Mrs. Hua shook her head and said, “Nobody believes your sweet talk except your grandma.”
“I mean it, Mrs. Hua. Ask anyone in town. Everyone knows I am generous about my wealth, and ready to help anyone in need.”
“Your wealth? That’s the money your father earned with his life.”
Bashi shrugged and did not bother to refute the old woman.
“Son, don’t you worry about your future?”
“What do I have to worry about?” Bashi said.
“What can you do, son?” she said. “I worry about you.”
“I can go rubbish collecting with Old Hua,” Bashi said. “I can sweep the streets with you too. I’m a hard worker. See my muscles. Here and here. I’ll tell you, Mrs. Hua, it’s not a joke to lift dumbbells every morning.” There were neither dumbbells nor muscles worth bragging about, but such stories came readily and convincingly to Bashi.
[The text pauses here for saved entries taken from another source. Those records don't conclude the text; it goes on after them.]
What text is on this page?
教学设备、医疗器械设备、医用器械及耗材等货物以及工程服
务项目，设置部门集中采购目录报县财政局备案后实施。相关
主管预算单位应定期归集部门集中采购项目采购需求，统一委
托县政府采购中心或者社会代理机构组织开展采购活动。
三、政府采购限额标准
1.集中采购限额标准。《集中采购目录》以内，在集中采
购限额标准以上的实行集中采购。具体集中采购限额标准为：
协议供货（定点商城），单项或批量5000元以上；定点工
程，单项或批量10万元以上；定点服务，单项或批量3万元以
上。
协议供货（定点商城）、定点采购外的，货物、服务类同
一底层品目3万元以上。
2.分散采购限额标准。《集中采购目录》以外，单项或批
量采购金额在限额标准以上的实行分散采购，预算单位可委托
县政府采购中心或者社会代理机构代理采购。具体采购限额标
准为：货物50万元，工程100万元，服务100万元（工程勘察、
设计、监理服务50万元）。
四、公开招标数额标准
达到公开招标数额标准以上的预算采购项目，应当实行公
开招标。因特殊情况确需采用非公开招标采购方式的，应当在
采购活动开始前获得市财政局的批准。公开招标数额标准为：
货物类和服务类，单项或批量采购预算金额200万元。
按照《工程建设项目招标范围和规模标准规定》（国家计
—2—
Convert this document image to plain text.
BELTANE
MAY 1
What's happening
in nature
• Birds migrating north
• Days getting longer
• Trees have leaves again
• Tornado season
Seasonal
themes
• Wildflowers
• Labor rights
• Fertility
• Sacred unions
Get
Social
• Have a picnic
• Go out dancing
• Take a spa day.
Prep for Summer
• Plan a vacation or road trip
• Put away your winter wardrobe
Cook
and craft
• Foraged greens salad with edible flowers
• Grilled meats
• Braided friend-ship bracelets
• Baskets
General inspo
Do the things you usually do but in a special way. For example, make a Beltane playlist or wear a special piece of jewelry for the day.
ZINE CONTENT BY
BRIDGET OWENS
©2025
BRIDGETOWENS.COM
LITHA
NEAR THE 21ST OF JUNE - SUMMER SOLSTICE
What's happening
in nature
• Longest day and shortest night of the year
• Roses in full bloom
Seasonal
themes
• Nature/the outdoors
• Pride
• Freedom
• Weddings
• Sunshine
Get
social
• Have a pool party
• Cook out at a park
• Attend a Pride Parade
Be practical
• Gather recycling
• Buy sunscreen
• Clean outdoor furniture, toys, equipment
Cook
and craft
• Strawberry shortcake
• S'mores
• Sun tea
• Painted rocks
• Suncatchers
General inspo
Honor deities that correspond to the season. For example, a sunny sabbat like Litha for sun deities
“Street sweeping is a hard job to get now,” Mrs. Hua said. In the past two years, the end of the Cultural Revolution had brought many young people back from the countryside, where they had been sent over the past decade. Even a street sweeper’s position was something people fought over now. She would not be surprised one of these days to find herself replaced.
“There’s no permit required to go rubbish collecting,” Bashi said. “That’s an easy thing to do.”
“It’s a hard life.”
“I don’t mind. Honestly, Mrs. Hua, I would love to go rubbish collecting, and baby collecting too, with you.”
Mrs. Hua gathered the wet ashes on the ground without replying. It had been years since she and her husband had given up the seven girls they had found in their wandering lives as rubbish collectors, and she did not know what continued to capture the young man’s interest, when the story had long ago lived out its due in people’s gossip and curiosity. He asked them often, and she never offered much to satisfy him.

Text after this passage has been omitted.